Издали слышен голос Юрия: «Не дери повод, твою мать!»
Некрасов, которому одному уже доверяют проводить в роли замены занятия с младшими, лениво пощелкивает концом берейторского бича широко расставленные в опилках сверкающие сапоги.
«Собака на заборе! О, Вишневский?»
«Я тебя искал: письмо». – Вадим протянул Юрию узкий конверт с иностранной маркой.
«Спасибо. – Юрий сломал сургуч. – К пешему строю! Нога в стремя! Галоп!»
Вишневский невольно морщится: упражнение из самых неприятных и едва ли не самое тяжелое.

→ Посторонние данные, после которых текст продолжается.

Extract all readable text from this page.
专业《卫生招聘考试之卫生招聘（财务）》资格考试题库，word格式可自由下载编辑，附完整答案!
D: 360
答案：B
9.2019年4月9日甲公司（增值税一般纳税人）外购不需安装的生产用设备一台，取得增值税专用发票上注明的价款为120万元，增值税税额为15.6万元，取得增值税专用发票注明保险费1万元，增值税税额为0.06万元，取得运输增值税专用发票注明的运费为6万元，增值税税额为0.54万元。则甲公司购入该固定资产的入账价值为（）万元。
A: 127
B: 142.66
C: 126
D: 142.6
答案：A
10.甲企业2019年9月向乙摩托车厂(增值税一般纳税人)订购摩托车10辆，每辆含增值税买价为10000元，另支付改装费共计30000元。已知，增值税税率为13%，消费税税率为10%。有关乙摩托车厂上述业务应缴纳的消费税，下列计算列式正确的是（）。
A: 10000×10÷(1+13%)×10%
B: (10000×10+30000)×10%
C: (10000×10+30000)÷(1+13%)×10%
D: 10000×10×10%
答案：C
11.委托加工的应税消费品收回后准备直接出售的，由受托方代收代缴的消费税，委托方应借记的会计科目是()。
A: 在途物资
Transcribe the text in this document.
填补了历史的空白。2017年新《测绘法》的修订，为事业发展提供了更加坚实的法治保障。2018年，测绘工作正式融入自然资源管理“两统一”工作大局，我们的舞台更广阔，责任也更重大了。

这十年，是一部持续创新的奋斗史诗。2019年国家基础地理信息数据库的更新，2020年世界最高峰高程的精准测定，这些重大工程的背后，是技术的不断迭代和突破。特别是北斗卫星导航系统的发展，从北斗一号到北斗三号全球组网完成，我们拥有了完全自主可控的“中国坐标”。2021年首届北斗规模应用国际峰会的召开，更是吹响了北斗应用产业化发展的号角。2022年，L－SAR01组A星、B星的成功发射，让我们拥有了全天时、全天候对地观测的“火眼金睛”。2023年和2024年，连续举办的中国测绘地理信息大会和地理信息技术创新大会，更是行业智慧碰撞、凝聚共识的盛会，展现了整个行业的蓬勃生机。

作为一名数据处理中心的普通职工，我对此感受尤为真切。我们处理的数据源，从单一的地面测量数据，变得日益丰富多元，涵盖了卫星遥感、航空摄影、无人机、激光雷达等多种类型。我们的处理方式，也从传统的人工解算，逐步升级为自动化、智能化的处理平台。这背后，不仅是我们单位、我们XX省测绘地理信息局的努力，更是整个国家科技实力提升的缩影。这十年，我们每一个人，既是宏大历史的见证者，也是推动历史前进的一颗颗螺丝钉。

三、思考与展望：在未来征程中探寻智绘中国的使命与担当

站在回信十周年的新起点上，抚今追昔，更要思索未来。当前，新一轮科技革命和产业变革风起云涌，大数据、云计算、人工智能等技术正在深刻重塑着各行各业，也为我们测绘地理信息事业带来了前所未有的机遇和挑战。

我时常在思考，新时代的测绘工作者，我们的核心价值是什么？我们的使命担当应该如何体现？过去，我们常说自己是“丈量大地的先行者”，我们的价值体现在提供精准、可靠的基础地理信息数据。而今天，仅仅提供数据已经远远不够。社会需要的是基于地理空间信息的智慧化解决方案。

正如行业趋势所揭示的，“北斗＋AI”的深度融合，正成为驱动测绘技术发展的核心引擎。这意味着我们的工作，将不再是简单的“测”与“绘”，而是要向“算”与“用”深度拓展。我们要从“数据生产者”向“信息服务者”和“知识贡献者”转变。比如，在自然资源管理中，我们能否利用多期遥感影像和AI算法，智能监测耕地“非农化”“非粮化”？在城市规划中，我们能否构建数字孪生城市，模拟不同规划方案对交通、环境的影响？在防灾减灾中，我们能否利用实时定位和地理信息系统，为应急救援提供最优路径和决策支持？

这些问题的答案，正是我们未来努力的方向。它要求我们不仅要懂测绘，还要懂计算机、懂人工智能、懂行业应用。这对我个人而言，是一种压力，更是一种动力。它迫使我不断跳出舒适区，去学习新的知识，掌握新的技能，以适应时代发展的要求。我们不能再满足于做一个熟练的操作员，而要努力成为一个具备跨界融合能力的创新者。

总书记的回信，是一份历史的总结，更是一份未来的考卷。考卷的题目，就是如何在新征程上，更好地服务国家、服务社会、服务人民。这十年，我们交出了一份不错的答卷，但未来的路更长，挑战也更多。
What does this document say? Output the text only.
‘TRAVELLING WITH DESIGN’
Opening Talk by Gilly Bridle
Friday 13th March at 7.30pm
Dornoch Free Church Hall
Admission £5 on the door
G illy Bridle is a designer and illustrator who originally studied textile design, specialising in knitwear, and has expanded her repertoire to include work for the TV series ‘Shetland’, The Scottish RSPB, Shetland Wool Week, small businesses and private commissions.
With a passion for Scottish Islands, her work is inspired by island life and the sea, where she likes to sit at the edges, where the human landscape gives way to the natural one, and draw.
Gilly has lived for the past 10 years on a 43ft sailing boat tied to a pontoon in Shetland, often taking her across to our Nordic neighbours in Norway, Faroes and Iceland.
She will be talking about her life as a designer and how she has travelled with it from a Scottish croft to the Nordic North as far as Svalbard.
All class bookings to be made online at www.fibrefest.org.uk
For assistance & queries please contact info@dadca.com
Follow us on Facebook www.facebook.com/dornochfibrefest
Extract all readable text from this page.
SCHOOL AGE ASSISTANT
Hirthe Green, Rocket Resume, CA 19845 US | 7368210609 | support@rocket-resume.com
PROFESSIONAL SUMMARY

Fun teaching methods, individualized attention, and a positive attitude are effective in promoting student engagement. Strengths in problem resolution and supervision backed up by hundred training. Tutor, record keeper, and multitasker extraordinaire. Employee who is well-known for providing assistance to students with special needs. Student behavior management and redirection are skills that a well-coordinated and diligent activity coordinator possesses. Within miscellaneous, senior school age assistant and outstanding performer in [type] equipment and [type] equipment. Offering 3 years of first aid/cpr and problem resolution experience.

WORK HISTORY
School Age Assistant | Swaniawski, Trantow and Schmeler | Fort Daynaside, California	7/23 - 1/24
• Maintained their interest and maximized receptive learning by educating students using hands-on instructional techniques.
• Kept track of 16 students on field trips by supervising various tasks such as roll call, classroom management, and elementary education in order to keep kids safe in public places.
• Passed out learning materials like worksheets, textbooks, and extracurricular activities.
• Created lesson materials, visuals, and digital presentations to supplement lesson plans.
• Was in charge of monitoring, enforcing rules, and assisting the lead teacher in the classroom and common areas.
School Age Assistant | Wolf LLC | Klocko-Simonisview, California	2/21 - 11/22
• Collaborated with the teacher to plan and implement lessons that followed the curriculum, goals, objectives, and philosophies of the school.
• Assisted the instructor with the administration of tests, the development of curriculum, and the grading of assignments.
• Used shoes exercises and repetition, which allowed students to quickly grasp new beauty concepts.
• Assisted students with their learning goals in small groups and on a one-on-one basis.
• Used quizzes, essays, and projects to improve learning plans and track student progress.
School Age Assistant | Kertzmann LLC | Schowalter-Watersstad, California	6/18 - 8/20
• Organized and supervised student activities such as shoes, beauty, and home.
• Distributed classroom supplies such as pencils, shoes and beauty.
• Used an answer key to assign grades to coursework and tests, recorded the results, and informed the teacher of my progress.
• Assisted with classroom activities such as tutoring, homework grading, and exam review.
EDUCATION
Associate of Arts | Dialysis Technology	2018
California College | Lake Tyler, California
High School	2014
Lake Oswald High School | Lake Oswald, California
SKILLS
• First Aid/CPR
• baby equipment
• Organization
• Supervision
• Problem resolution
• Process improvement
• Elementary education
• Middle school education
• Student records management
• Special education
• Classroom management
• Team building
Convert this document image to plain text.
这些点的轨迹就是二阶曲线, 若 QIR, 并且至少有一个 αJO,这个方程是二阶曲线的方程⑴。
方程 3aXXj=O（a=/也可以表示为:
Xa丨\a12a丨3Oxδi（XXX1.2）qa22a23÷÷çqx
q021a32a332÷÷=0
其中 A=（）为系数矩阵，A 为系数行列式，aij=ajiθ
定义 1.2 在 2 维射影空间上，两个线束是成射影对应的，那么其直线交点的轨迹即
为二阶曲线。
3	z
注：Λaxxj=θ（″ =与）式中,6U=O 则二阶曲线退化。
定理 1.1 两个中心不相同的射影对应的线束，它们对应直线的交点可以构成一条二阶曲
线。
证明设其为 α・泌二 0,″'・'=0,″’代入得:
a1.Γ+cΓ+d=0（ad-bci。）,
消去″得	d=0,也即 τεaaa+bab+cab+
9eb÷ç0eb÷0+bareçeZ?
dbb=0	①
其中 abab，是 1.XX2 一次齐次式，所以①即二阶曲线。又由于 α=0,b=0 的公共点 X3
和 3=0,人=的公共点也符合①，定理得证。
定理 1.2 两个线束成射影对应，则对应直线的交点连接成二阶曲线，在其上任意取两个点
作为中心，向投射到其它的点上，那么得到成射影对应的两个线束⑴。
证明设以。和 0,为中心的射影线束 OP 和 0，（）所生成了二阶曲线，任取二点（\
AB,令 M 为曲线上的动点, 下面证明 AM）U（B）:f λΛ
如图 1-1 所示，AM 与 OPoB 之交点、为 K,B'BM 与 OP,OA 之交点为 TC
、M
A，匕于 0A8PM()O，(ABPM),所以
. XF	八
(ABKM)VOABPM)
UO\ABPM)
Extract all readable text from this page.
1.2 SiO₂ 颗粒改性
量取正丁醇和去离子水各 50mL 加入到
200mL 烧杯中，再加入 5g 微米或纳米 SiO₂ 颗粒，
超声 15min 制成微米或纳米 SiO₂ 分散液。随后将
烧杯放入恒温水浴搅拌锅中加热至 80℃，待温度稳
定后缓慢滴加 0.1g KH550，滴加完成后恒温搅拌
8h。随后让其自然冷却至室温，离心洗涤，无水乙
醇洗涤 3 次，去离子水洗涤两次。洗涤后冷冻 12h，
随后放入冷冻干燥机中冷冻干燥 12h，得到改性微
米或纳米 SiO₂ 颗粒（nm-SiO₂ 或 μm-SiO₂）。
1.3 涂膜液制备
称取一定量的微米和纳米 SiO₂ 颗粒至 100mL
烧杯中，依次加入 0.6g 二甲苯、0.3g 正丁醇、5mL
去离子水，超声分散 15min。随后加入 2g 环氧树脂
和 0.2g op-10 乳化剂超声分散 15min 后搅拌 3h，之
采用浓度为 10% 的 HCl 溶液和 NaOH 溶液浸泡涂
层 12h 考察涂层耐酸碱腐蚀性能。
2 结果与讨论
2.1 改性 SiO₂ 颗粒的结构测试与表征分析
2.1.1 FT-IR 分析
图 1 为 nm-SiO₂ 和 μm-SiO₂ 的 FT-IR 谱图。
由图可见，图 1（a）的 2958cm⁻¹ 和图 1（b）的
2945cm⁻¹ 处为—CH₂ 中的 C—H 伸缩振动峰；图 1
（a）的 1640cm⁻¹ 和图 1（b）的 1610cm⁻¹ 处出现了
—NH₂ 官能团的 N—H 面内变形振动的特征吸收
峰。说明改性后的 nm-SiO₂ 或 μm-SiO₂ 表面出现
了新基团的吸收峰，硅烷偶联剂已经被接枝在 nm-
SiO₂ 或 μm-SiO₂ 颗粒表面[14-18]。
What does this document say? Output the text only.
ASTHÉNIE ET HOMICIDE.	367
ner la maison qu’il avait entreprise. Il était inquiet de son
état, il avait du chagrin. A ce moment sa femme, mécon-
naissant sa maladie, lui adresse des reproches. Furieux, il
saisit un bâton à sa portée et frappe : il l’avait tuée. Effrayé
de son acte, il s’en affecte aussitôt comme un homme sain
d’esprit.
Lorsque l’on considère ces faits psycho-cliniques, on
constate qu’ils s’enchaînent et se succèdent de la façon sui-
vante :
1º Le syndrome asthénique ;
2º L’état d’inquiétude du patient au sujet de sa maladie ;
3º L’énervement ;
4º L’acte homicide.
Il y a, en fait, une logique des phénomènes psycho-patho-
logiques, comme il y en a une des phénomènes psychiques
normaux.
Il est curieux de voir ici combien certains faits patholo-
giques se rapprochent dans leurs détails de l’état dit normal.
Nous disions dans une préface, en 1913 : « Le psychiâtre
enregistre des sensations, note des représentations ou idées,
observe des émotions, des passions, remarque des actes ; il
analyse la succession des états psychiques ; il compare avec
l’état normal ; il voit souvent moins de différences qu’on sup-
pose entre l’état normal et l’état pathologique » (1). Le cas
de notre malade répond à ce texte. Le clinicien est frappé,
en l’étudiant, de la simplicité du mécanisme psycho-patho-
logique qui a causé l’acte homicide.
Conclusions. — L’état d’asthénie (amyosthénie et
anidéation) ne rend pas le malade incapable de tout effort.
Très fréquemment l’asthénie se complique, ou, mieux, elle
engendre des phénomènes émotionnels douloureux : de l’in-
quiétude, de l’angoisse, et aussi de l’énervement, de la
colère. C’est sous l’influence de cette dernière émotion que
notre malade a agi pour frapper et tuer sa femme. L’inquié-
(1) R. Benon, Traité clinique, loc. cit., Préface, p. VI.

«В седло! – кричит Юрий, не отрывая взгляда от исписанного старомодным бисерным почерком листка. – Мама тебе передает привет… Видела в Лозанне Льва Михайловича, здоров… Ах ты, твою…»
Замыкающий смену знакомый Вадиму граф Потоцкий не смог вскочить на бегу и по-прежнему бежал, поставив ногу в стремя, рядом с несущейся галопом лошадью. Вторая попытка… Сейчас упадет… Вишневский видит, как мальчишка с выступившими от напряжения крупными каплями пота на лбу отчаянно хватает губами воздух… Помедлив, чтобы конец смены оказался ближе, Некрасов, не выпуская из руки письма, пробегает пару шагов и, подскочив сзади, с размаху обжигает Потоцкого звонким ударом бича. От неожиданности тот пулей взлетает в седло, но тут же, залившись гневным румянцем, оборачивается на скаку к Некрасову.
«Приношу извинения, граф! – со смехом кричит Юрий, поигрывая бичом. – Я хотел по лошадке!»
Потоцкий с силой закусывает губу и посылает лошадь. Ничего другого не остается: неписаный закон категорически запрещает принимать за личную обиду любое оскорбление, наносимое в манеже и на строевой подготовке. О первом годе обучения Вадим вспоминает с таким отвращением, что даже простое сознание того, что и этот год является для кого-то первым, действует ему на нервы.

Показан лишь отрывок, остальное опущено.